According to Gilmour, “Auditions were not possible, as they would have involved exposing our mission. So our cast was taken from a small number of families in the collaborating clans.” Khan Shinwari himself appears in it, and he persuaded his son Niaz (who plays Niaz), mother (Niaz’s grandmother), business partner (Niaz’s uncle) and others to act in it as well. Gilmour also appears in one scene, as a woman wearing a burqa. Since Gilmour speaks little Pashto, he communicated with the cast through Niaz Khan Shinwari: “What usually happened was that I work-shopped the scene with Niaz, the lead actor, who spoke excellent English. He would then, in turn, discuss the scene with the other actors in Pashto.”
The film’s music was composed by Amanda Brown (formerly a member of The Go-Betweens) and performed by Brown in collaboration with Sydney-based Afghan, Pakistani, and Lebanese musicians. It includes a song sung by Sher Alam Miskeen Ustad Baktiyar, the actor who plays Niaz’s father, Sher Alam Afridi. Baktiyar’s vocals were taken from footage cut from the film, specifically from a scene in which Afridi visits his wife’s grave.
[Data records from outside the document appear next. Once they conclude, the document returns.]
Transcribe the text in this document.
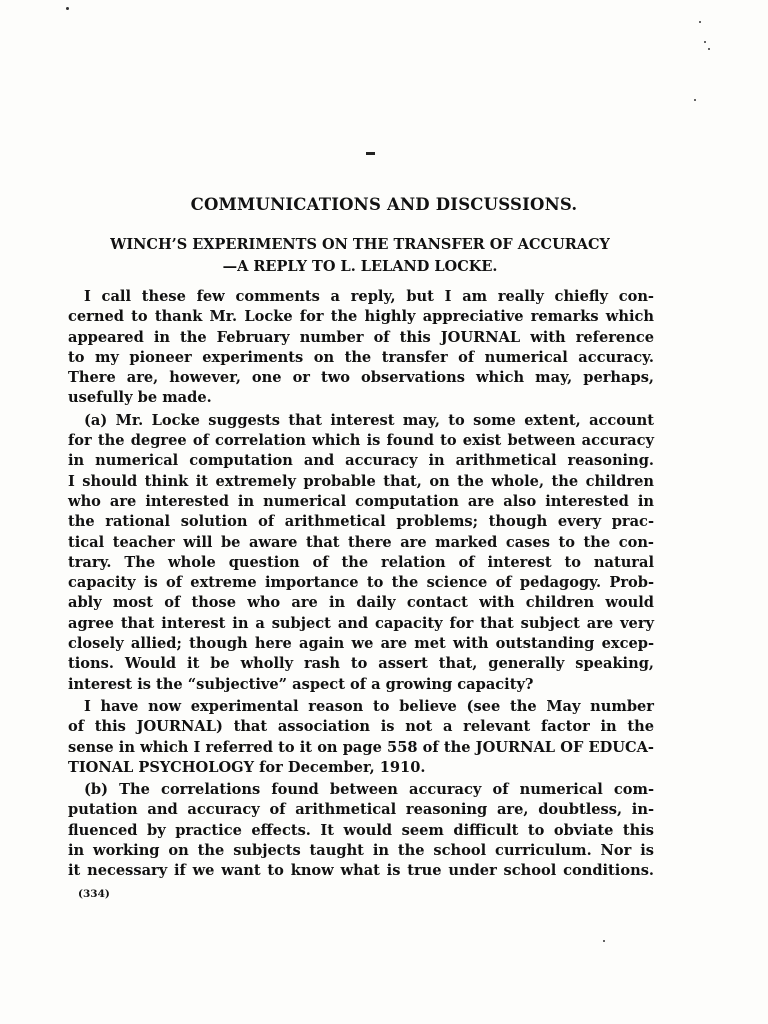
COMMUNICATIONS AND DISCUSSIONS.
WINCH’S EXPERIMENTS ON THE TRANSFER OF ACCURACY
—A REPLY TO L. LELAND LOCKE.
I call these few comments a reply, but I am really chiefly con-
cerned to thank Mr. Locke for the highly appreciative remarks which
appeared in the February number of this JOURNAL with reference
to my pioneer experiments on the transfer of numerical accuracy.
There are, however, one or two observations which may, perhaps,
usefully be made.
(a) Mr. Locke suggests that interest may, to some extent, account
for the degree of correlation which is found to exist between accuracy
in numerical computation and accuracy in arithmetical reasoning.
I should think it extremely probable that, on the whole, the children
who are interested in numerical computation are also interested in
the rational solution of arithmetical problems; though every prac-
tical teacher will be aware that there are marked cases to the con-
trary. The whole question of the relation of interest to natural
capacity is of extreme importance to the science of pedagogy. Prob-
ably most of those who are in daily contact with children would
agree that interest in a subject and capacity for that subject are very
closely allied; though here again we are met with outstanding excep-
tions. Would it be wholly rash to assert that, generally speaking,
interest is the “subjective” aspect of a growing capacity?
I have now experimental reason to believe (see the May number
of this JOURNAL) that association is not a relevant factor in the
sense in which I referred to it on page 558 of the JOURNAL OF EDUCA-
TIONAL PSYCHOLOGY for December, 1910.
(b) The correlations found between accuracy of numerical com-
putation and accuracy of arithmetical reasoning are, doubtless, in-
fluenced by practice effects. It would seem difficult to obviate this
in working on the subjects taught in the school curriculum. Nor is
it necessary if we want to know what is true under school conditions.
(334)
The soundtrack was released in September 2008. Jarrod Watt, reviewing the soundtrack for the Australian Broadcasting Corporation, gave it four out of five stars.
The film had its world premiere at the Pusan International Film Festival in October 2007 and its Australian premiere at the Sydney Film Festival in May 2008. It was screened at various other Australian and international film festivals as well, including the Berlin International Film Festival (February 2008), the San Francisco International Film Festival (April 2008), and the Edinburgh International Film Festival (May 2008). Hayat and Niaz Khan Shinwari travelled to Australia for the film’s festival screenings there. It had limited releases in Australia in 2008 (opening on 21 August) and in the UK in 2009.
In 2008 Gilmour also published a book about the film’s making, titled Warrior Poets.
In January 2009 Gilmour wrote in a newspaper editorial that “[s]ince completing Son of a Lion in 2007, one of our actors has been shot and killed, another kidnapped, while our production car was destroyed by an explosion in which its owner and his son also died. And yet, after all this, a group of extras from the film has left to join the Taliban.”
Son of a Lion grossed $124,888 at the box office,.
The film was released on DVD in Australia on 7 January 2009. The DVD includes deleted scenes define meat tenderizer, behind the scenes footage, and commentary by Gilmour and Hayat and Niaz Khan Shinwari.
Critics have generally responded positively to the film. As of January 2010 it had an 88% “fresh” rating on Rotten Tomatoes, based on eight reviews.